Kazuo Kitai is a Japanese photographer with a difference. While many of his colleagues were concentrating on urban living and/or eroticism, Kitai made the decision early in his career to head into rural Japan, beginning a fascinating 50-year documentary career focused on social change and generational relationships set against the beautiful backdrops of the remote countryside.
Kitai’s career did begin in the thick of the city action when, in 1964, the then 20-year-old captured a series of tense confrontations between riot police and anti-government protestors. The young artist self-published the resulting images, titled Teiko (Resistance), and became politically active in the student movement himself; Kitai’s series on the student occupation of Tokyo’s Nihon University in 1968 proved to be another important piece of work. Not long after, however, Kitai embarked in a different direction.

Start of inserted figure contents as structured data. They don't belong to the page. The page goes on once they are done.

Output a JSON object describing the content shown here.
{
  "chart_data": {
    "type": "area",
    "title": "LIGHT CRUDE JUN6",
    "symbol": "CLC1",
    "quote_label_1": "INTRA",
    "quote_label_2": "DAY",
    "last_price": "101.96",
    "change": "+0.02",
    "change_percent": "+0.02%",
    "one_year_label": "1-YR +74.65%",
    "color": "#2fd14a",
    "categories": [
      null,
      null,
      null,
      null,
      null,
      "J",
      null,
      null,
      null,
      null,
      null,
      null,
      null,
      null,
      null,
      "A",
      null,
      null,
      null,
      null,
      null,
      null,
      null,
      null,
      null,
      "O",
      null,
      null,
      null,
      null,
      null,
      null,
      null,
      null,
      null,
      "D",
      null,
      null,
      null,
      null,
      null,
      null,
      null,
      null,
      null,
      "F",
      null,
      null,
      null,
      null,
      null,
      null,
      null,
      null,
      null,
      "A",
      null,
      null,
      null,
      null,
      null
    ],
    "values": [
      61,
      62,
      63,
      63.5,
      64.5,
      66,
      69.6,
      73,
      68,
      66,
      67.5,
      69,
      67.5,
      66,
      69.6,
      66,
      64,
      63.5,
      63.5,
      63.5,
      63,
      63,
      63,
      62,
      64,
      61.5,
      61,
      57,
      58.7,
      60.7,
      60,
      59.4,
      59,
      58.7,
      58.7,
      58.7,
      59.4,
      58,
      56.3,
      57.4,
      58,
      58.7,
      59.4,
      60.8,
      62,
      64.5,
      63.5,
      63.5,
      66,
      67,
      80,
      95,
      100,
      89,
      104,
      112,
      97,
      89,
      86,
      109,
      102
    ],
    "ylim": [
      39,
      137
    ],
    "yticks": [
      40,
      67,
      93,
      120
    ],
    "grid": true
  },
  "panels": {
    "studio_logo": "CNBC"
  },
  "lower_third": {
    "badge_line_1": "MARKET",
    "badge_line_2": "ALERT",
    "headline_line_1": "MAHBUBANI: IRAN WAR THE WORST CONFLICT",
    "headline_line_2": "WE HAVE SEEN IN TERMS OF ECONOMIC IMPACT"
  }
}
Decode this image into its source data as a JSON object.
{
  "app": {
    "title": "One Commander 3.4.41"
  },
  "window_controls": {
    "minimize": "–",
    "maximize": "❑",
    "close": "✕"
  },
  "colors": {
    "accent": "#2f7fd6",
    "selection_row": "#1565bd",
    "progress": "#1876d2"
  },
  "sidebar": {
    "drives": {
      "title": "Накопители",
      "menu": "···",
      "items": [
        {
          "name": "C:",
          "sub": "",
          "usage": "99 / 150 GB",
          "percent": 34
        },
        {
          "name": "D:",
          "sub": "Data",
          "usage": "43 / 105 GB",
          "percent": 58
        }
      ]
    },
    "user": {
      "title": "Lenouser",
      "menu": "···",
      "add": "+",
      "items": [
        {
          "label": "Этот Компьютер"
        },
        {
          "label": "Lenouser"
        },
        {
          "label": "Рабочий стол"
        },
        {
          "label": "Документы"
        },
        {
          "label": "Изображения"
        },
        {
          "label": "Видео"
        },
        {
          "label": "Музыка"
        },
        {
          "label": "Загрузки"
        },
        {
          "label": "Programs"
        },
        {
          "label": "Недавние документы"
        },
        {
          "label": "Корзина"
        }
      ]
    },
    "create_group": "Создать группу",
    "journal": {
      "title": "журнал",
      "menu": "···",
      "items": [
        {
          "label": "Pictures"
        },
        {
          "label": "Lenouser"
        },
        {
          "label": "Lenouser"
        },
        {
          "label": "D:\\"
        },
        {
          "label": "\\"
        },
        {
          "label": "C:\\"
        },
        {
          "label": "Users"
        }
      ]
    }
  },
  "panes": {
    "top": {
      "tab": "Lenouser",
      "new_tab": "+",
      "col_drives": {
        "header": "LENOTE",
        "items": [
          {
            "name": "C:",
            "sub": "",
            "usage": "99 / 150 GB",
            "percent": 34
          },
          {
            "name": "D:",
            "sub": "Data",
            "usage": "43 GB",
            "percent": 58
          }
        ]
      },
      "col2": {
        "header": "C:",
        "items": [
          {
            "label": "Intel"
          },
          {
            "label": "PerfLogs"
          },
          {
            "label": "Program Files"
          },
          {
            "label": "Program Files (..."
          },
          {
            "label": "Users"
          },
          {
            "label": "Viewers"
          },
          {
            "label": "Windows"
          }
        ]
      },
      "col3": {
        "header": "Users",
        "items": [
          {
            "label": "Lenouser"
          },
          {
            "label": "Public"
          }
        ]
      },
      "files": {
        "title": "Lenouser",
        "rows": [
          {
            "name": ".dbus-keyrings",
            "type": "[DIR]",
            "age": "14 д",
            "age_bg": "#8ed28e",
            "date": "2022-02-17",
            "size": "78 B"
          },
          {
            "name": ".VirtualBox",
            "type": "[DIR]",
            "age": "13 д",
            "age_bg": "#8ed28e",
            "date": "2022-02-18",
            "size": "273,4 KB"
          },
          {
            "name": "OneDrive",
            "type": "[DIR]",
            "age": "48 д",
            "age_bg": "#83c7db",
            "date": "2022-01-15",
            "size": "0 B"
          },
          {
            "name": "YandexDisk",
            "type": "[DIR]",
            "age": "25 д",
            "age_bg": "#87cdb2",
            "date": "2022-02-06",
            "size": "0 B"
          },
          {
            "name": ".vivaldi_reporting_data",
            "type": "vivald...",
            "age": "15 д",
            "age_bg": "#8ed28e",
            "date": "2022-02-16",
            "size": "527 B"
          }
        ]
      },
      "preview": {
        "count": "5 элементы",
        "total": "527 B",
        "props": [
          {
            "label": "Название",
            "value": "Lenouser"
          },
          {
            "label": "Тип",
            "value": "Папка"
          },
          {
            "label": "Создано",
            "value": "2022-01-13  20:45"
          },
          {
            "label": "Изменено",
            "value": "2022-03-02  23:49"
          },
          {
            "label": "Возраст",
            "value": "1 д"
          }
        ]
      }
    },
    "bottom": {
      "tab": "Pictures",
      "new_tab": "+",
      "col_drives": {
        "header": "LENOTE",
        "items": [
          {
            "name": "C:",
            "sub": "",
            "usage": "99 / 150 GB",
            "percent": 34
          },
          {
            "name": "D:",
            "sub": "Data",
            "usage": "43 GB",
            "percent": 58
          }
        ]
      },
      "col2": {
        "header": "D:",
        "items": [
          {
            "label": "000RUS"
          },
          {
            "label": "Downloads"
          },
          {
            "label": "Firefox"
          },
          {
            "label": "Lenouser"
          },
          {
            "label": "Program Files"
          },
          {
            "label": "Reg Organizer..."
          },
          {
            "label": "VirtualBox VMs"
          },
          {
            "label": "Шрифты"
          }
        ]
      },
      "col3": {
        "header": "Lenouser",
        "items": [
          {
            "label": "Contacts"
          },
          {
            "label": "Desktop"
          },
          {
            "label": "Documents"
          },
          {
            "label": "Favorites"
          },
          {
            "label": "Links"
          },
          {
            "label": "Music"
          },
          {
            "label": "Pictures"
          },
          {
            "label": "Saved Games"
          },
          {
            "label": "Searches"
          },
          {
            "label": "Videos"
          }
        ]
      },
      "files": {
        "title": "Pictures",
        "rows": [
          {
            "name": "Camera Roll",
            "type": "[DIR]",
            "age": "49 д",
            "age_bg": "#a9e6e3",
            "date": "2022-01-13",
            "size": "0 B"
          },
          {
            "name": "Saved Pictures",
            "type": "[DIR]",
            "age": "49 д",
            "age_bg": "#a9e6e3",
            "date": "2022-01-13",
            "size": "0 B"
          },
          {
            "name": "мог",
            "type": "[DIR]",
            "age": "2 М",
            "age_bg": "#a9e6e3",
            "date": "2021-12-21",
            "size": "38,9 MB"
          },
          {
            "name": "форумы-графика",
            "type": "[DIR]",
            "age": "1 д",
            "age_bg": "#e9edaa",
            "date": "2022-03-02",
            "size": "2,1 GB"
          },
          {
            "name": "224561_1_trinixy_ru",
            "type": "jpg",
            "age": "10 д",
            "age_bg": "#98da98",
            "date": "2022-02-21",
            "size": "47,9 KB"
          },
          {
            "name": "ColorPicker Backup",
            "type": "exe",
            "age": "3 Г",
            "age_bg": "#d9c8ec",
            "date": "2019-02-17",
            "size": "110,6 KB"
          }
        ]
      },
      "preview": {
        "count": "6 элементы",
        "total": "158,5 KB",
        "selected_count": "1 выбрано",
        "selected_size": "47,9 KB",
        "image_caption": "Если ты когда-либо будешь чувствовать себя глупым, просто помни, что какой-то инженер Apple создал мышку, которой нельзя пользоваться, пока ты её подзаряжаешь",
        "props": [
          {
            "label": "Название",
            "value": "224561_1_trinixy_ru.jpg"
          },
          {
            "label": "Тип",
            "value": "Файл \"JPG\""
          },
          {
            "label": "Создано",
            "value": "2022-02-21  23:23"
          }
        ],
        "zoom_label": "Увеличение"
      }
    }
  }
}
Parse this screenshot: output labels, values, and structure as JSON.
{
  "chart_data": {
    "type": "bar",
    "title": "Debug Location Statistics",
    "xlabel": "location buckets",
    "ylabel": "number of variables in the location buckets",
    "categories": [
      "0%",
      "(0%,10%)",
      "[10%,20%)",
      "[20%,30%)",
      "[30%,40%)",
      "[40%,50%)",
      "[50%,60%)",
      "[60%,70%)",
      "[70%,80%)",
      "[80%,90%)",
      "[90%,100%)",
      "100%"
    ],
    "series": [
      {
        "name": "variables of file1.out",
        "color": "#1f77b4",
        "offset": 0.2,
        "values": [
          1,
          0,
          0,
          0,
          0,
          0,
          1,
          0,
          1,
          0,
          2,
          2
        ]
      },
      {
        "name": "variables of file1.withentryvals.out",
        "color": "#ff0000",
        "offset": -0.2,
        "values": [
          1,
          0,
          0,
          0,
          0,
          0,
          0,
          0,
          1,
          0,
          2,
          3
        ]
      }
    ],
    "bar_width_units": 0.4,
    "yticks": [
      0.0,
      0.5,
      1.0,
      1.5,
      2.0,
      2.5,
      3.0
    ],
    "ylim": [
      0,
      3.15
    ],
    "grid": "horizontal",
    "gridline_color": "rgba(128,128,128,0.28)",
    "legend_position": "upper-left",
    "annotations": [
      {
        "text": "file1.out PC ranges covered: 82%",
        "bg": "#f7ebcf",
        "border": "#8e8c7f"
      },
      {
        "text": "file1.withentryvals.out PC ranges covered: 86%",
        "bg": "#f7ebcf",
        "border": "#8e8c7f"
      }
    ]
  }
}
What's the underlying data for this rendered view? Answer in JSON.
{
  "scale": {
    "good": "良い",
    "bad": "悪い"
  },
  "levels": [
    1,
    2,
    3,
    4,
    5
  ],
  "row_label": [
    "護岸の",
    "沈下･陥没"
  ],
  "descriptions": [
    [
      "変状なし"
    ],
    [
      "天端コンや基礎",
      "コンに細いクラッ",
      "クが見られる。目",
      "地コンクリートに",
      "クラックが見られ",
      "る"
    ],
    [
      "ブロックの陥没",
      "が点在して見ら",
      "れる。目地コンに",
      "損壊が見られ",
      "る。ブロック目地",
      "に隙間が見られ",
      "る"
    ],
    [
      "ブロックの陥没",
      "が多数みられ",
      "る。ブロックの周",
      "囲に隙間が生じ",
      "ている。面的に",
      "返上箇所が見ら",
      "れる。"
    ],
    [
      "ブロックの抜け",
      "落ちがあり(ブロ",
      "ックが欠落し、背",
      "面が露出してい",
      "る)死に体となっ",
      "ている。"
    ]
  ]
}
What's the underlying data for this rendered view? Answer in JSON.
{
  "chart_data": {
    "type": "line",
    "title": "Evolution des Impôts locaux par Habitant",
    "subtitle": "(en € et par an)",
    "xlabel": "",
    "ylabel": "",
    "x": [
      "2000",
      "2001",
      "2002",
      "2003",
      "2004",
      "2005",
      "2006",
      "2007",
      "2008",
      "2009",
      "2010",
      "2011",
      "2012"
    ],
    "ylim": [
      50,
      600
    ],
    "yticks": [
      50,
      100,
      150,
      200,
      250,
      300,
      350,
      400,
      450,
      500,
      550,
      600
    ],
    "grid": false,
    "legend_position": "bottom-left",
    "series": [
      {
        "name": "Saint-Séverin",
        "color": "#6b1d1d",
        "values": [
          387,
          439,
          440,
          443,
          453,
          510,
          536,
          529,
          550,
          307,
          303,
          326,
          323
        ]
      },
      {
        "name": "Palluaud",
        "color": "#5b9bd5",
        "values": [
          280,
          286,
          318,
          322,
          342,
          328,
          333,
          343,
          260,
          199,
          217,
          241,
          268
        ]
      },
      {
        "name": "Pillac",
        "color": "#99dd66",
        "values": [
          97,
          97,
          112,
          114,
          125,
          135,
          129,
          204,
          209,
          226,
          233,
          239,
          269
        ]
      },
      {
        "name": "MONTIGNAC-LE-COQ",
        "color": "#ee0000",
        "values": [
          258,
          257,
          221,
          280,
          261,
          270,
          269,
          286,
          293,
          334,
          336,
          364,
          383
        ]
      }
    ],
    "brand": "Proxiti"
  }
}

At the end of the ’60s, he began what became a lifelong undertaking to document life in provincial Japan. With most of the adult male population migrating to the cities to find work, the subjects of Kitai’s work were children, women and the elderly whose life remained rooted in the old ways of pre-industrialisation, with traditional family dynamics reshaping in the absence of the absent fathers and husbands. This exhibition, at Miyako Yoshinaga, New York, features 30 images (including 28 selected for the show by Kitai) from six series stretching across the most important years of his career. Kazuo Kitai: Students, Workers, Villagers 1964-1978 runs from 10 September to 24 October.